Scientists at the Paul Valéry University of Montpellier, also known as or UPVM or Montpellier III, have studied a 2,000-year-old mummy of a crocodile and found that the animal was intentionally killed by a blow to the head for subsequent embalming.
“The most probable cause of death is a serious skull fracture on the top of [the] skull that caused a direct trauma to the brain. The size of the fracture, as well as its direction and shape, suggest that it was made by a single blow presumably with a … thick wooden club, aimed at the posterior right side of the crocodile, probably when it was resting on the ground", researcher Stephanie M. Porcier of France’s Université Paul-Valéry Montpellier III and her colleagues wrote in a new study.

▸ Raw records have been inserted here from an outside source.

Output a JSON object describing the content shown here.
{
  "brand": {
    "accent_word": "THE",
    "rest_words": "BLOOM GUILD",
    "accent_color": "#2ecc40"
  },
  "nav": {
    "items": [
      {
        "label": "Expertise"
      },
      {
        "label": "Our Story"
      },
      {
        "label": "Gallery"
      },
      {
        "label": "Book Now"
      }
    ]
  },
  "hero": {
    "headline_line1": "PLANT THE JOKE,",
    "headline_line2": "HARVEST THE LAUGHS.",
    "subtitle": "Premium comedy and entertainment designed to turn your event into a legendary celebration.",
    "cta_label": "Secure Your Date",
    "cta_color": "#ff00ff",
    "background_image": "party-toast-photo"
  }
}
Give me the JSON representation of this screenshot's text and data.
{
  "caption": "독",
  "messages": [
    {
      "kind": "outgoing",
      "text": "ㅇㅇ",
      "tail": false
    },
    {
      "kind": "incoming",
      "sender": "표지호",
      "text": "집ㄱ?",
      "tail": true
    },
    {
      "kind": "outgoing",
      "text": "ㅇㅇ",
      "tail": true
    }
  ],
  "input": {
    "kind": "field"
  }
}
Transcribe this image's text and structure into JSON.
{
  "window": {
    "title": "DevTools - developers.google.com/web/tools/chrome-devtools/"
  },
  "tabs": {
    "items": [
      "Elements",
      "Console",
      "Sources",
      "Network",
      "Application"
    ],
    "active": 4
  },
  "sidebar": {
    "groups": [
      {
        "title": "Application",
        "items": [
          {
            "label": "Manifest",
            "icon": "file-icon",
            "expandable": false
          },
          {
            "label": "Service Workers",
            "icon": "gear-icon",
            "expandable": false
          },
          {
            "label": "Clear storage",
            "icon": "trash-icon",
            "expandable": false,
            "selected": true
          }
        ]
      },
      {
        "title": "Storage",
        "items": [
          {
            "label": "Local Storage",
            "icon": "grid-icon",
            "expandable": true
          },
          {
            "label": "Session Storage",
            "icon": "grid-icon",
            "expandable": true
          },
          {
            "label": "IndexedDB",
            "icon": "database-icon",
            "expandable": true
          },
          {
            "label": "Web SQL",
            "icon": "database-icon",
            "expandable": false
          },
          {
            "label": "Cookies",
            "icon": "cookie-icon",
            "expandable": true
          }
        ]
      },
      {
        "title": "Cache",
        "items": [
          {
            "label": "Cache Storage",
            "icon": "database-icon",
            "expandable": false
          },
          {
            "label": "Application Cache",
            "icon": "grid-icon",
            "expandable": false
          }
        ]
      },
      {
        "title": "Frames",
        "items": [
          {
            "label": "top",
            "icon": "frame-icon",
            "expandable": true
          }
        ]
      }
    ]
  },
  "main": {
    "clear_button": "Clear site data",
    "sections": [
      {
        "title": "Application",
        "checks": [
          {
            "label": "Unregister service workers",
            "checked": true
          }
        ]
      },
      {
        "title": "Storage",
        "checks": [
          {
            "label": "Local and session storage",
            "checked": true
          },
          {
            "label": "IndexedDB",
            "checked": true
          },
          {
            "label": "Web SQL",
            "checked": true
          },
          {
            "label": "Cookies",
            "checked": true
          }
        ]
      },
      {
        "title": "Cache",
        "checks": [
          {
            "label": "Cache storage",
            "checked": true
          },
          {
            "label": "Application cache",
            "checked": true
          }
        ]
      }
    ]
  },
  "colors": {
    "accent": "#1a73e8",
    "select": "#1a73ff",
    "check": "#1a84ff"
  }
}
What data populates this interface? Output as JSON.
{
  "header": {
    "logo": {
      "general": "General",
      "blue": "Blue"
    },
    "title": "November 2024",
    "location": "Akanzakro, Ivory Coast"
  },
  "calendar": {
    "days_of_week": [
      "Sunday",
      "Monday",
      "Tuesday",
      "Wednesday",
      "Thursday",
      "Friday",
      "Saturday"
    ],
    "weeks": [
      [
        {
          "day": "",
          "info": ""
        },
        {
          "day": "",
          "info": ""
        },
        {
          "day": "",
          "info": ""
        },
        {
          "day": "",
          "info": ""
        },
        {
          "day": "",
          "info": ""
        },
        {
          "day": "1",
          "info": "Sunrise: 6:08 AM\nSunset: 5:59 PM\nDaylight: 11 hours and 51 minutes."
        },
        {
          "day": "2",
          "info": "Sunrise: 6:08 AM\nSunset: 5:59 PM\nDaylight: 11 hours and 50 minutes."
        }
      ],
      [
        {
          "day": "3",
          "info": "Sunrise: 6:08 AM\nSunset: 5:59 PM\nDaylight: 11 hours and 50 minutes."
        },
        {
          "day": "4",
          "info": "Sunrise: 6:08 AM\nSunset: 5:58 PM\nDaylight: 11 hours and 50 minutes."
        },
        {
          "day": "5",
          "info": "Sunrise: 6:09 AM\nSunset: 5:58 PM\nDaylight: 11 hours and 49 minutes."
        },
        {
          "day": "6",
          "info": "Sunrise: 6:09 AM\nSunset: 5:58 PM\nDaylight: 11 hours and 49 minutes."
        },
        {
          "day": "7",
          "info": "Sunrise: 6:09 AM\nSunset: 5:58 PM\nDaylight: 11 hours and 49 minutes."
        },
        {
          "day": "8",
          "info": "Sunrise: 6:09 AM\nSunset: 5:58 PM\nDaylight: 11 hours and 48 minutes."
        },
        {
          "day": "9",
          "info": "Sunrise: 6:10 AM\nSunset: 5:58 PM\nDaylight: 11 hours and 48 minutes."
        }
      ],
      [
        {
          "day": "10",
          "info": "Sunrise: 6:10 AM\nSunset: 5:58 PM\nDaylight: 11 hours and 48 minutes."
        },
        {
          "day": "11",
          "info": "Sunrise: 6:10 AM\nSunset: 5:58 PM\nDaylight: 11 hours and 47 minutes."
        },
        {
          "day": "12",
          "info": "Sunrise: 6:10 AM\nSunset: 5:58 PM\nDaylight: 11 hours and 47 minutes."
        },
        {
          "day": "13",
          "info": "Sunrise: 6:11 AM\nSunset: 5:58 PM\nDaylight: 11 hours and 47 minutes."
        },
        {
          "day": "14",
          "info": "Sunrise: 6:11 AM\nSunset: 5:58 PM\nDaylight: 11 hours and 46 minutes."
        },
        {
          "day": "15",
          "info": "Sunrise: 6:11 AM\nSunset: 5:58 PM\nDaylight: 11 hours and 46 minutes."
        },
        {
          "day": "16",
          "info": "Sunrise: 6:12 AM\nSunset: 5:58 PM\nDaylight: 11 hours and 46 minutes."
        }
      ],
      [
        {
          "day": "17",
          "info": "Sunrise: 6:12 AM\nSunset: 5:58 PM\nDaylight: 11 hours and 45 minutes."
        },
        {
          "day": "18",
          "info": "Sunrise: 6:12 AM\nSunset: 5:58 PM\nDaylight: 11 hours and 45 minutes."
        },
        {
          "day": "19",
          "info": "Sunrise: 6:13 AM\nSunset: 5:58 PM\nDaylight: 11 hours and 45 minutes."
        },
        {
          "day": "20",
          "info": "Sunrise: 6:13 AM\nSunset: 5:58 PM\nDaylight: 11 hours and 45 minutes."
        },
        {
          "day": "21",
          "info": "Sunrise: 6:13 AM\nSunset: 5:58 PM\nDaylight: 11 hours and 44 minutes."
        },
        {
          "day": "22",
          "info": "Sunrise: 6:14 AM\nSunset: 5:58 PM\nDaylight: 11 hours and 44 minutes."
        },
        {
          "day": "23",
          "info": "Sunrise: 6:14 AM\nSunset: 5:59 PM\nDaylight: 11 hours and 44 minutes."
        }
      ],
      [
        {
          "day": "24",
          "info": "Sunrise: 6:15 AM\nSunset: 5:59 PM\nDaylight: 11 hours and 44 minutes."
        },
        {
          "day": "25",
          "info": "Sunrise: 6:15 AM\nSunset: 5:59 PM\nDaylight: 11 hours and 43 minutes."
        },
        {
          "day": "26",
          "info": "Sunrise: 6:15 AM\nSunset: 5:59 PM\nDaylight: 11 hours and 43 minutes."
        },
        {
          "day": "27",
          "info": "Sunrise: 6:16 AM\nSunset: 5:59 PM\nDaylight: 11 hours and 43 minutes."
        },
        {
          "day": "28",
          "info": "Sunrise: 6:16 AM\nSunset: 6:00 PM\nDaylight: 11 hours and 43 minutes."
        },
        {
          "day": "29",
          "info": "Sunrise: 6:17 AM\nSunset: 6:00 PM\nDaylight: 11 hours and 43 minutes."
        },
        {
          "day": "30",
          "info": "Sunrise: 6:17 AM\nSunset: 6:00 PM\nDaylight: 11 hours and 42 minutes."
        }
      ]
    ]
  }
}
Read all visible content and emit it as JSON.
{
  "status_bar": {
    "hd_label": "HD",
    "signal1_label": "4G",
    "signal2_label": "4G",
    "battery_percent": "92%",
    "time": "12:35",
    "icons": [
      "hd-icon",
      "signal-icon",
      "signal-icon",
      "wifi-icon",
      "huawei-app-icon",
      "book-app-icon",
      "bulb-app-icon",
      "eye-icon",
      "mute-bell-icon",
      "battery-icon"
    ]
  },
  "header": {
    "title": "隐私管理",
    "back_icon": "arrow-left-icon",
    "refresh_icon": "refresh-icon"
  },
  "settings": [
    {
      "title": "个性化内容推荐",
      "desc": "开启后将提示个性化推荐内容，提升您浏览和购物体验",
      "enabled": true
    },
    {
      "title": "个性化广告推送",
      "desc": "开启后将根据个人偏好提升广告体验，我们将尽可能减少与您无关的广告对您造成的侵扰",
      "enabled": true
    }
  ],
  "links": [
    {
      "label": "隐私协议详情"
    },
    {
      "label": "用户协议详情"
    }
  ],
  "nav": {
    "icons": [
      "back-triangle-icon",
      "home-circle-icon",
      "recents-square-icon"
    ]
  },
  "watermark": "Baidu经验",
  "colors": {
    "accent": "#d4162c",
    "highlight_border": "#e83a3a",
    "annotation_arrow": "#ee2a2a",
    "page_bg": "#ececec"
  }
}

It appears that ancient Egyptians hunted crocodiles specifically to mummify them.
In 2016, a 3D CT scan revealed that 47 smaller crocodiles were packed inside a giant 2,500-year-old crocodile mummy. Prior to this, traditional X-ray and CT scans showed that the artefact is made up of two juvenile crocodile skeletons.
The nearly ten-foot-long (3-metre-long) crocodile mummy has been on exhibit at the Netherlands’ National Museum of Antiquities in Leiden since 1828.
Was fascinated by the crocodile mummy pic.twitter.com/MpVkyfo7An— Dr Clom In The Netherlands (@SezClom) September 21, 2019
In Ancient Egypt, crocodiles were commonly associated with Sebek, also spelled Sobek, a fertility god who was portrayed as a creature with a reptile head and a human body.